In an introductory essay dated March 1992, le Carré wrote:

And it is no surprise to me that, when I came to invent my leading character, George Smiley, I should give him something of Vivian Green's unlikely wisdom, wrapped in academic learning, and something of Bingham's devious resourcefulness and simple patriotism also. All fictional characters are amalgams; all spring from much deeper wells than their apparent counterparts in life. All in the end, like the poor suspects in my files, are refitted and remoulded in the writer's imagination, until they are probably closer to his own nature than to anybody else's. But now that Bingham is dead ... it seems only right that I should acknowledge my debt to him: not merely as a component of George Smiley, but as the man who first put the spark to my writing career.

==Novels==
===By John le Carré===
- Call for the Dead (1961)
- A Murder of Quality (1962)
- The Spy Who Came in from the Cold (1963)
- The Looking Glass War (1965)
- Tinker Tailor Soldier Spy (1974)
- The Honourable Schoolboy (1977)
- Smiley's People (1979)
- The Secret Pilgrim (1990)
- A Legacy of Spies (2017)

===By Nick Harkaway===
- Karla's Choice (2024)
- The Taper Man (2026)

==In other media==

===Film===
- Rupert Davies played Smiley as a minor although important character in the 1965 film adaptation The Spy Who Came in from the Cold.
- James Mason played Smiley (renamed Charles Dobbs) in The Deadly Affair, a 1966 film adaptation of Call for the Dead.
- Gary Oldman plays Smiley in the 2011 film adaptation of Tinker Tailor Soldier Spy.

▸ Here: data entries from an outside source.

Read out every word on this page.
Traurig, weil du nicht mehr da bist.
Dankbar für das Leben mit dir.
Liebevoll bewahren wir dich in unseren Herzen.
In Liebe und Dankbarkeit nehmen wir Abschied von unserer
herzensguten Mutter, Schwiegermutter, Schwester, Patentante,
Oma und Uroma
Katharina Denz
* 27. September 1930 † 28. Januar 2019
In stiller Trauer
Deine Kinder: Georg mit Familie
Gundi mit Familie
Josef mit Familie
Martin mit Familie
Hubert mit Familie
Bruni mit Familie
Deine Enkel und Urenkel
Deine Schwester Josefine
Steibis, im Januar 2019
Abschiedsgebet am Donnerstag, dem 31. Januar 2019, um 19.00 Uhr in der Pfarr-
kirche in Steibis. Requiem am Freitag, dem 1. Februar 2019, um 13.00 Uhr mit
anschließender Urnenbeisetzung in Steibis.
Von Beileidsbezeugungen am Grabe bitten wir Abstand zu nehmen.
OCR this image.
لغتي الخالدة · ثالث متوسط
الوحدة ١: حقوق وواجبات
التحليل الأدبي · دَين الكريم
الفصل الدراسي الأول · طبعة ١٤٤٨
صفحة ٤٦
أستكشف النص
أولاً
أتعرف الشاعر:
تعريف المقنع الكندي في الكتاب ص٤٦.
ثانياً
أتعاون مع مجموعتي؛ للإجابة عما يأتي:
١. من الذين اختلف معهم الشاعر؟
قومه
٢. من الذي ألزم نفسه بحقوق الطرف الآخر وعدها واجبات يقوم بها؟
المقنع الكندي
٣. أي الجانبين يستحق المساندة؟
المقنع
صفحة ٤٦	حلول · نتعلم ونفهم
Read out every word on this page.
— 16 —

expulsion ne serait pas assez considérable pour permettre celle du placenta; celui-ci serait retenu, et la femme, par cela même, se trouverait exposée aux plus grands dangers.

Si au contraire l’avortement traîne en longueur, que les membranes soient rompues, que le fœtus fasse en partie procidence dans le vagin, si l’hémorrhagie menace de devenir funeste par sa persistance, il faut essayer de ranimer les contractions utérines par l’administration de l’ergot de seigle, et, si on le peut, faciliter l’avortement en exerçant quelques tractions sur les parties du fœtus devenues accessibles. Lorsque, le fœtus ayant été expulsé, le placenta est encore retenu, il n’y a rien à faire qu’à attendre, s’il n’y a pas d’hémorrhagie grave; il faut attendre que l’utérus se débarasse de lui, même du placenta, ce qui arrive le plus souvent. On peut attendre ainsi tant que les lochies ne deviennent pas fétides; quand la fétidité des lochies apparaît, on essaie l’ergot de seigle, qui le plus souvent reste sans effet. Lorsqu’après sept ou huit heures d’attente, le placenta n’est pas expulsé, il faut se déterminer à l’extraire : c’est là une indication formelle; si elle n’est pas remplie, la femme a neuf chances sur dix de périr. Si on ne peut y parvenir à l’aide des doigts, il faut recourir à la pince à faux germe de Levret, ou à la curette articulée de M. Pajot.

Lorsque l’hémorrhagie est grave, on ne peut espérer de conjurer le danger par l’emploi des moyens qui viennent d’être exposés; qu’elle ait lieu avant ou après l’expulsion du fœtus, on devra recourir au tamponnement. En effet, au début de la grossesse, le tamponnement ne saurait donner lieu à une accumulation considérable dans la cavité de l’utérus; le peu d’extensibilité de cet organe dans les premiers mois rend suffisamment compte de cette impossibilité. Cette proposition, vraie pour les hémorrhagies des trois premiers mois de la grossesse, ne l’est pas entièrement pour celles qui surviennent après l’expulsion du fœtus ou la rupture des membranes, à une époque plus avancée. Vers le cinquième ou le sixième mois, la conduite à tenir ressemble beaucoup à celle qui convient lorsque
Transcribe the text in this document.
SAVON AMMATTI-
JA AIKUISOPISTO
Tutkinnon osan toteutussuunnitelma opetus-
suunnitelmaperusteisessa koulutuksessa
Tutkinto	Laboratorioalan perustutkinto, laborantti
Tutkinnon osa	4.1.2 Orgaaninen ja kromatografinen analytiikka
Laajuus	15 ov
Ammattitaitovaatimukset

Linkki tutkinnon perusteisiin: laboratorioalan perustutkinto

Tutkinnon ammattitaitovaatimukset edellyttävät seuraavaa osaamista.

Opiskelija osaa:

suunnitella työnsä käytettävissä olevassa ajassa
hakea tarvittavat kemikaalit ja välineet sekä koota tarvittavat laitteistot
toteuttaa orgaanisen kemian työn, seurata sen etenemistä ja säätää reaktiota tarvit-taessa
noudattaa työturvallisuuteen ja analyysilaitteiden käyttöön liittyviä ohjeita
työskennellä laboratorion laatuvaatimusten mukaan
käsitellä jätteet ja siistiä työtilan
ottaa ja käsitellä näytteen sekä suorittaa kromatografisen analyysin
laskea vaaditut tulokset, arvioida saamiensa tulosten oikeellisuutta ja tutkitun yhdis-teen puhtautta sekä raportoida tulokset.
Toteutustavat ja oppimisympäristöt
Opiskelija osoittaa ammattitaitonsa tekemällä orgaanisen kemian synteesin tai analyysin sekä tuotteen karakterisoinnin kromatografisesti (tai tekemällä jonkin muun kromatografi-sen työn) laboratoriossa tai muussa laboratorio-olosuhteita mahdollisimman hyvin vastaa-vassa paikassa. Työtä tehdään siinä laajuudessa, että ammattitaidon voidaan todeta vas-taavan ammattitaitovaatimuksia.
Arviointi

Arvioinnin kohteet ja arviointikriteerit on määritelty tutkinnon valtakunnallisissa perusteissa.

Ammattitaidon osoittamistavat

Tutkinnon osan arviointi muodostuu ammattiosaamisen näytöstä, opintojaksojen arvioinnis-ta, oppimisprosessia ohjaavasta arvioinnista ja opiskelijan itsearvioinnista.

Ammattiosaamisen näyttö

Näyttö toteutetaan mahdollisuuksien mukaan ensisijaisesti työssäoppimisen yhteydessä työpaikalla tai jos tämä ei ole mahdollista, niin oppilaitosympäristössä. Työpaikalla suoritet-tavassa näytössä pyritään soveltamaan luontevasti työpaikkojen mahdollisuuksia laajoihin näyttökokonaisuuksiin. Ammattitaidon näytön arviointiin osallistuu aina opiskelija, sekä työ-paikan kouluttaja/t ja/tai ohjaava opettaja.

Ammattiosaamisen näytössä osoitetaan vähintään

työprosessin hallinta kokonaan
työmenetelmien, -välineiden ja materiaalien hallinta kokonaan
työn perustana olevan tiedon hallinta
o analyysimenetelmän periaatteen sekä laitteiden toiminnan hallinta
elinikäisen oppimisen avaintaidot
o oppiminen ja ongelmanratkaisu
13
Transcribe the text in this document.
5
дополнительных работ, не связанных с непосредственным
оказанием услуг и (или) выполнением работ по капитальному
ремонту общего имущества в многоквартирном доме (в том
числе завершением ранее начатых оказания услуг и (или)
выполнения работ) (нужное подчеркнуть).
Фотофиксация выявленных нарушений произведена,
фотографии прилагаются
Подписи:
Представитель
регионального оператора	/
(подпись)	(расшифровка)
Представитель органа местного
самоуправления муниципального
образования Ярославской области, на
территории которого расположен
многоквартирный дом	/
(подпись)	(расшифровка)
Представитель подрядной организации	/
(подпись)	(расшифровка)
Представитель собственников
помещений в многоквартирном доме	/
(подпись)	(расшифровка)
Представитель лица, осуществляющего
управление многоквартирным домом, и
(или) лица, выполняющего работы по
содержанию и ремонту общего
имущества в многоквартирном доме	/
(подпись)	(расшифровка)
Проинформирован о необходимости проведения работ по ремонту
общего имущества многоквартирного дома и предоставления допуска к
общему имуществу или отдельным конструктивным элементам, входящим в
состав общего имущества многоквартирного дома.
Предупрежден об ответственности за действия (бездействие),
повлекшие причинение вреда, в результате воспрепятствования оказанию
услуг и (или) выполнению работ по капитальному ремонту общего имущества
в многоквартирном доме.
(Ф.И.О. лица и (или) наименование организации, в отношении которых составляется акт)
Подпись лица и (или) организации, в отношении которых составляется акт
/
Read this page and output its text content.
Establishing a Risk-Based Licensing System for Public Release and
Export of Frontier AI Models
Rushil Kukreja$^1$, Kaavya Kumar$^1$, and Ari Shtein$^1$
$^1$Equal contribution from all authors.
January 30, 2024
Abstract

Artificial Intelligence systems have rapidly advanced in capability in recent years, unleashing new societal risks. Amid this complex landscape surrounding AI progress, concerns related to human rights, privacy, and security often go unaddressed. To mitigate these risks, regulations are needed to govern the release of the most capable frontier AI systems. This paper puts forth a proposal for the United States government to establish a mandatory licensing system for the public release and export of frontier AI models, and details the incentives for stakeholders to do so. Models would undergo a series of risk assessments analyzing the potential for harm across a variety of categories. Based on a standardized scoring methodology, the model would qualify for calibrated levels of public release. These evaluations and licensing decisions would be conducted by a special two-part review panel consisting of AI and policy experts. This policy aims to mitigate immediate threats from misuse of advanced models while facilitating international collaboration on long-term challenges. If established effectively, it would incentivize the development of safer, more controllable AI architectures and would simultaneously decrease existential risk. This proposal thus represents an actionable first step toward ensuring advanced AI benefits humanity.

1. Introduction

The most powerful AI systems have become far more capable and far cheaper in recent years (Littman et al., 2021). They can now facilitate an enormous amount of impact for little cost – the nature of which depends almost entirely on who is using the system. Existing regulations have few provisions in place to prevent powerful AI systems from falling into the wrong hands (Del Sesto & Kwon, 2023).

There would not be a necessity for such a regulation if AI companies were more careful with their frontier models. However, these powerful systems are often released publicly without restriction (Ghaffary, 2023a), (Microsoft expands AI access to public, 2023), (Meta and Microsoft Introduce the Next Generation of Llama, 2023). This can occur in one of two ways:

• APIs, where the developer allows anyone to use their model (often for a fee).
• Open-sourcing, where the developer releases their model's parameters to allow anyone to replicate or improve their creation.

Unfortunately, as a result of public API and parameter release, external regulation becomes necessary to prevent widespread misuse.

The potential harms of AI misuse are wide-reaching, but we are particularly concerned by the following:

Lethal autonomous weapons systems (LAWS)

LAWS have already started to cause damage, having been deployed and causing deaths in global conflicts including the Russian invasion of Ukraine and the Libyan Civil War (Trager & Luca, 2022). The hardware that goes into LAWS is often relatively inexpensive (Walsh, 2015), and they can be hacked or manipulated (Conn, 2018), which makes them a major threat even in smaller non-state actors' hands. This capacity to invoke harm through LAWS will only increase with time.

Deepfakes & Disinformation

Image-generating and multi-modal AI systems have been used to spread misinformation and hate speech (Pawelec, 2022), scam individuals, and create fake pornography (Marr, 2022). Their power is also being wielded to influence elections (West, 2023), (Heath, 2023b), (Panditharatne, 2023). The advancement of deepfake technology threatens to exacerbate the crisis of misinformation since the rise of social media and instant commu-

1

He was nominated for an Academy Award for Best Actor for his portrayal.

===Television===
- Alec Guinness portrayed Smiley in two highly successful BBC TV series: Tinker Tailor Soldier Spy (1979), and Smiley's People (1982). The middle story, The Honourable Schoolboy, was not filmed due to the cost of the Indochina setting. The Far Eastern parts of Tinker Tailor Soldier Spy had been relocated to Portugal for the same reason.
- Denholm Elliott played Smiley in a 1991 version of A Murder of Quality.
- Matthew Macfadyen will portray Smiley in a series titled Legacy of Spies, which will be an amalgamation of multiple books, it was announced in March 2025.

===Radio===
- George Cole played Smiley in BBC Radio versions of both Call for the Dead (1978) and A Murder of Quality (1981).
- Peter Vaughan played Smiley in a radio version of The Honourable Schoolboy (1983).
- Bernard Hepton, who played the part of Toby Esterhase in the BBC television series, played Smiley in the BBC Radio series of both Tinker Tailor Soldier Spy (1988) and Smiley's People (1990), with Charles Kay taking the part of Esterhase.
- Simon Russell Beale played Smiley in a series of radio plays dramatising all of the then published novels which began on 23 May 2009 on BBC Radio 4 with Call for the Dead.

===Stage===
- John Ramm played Smiley in a theatrical adaptation of The Spy Who Came In From The Cold, debuting in 2024.
- A new production of the play is touring the UK as of 2026, with Tony Turner as Smiley.

===Comics===
- The 1988 graphic novel Shattered Visage, a sequel to the spy-fi TV series The Prisoner, Smiley is mentioned as having tutored a character in interrogation. (A number of other well-known fictional spies have cameo appearances.)
- Smiley appears as Harry Lime's assistant in Alan Moore's 2007 graphic novel The League of Extraordinary Gentlemen: Black Dossier.

==Parody==
In the popular TV comedy series The Two Ronnies, Ronnie Barker played Smiley along the lines of Alec Guinness' portrayal in a sketch called Tinker Tailor Smiley Doyle. This was a joint send-up of Tinker Tailor Soldier Spy and The Professionals TV series, with Ronnie Corbett playing a bungling version of Martin Shaw's Doyle. Barker's Smiley provides the brains to the brawn of Corbett's Doyle and actually comes out the better. He is shown as something of an obsessive tea drinker. The sketch guest-starred Frank Williams from Dad's Army. The name of Smiley's enemy Karla can be seen on a secretary's computer screen.

A series of sketches in The Fast Show star John Thomson as a Smiley-like interrogator who finds it incredibly easy to prompt the interrogatee to reveal his crimes, usually simply by introducing himself.

Harry Enfield and Paul Whitehouse performed a sketch in 2012 about there being two George Smileys: a reference to the vastly different portrayals in the filmed versions of Tinker Tailor Soldier Spy.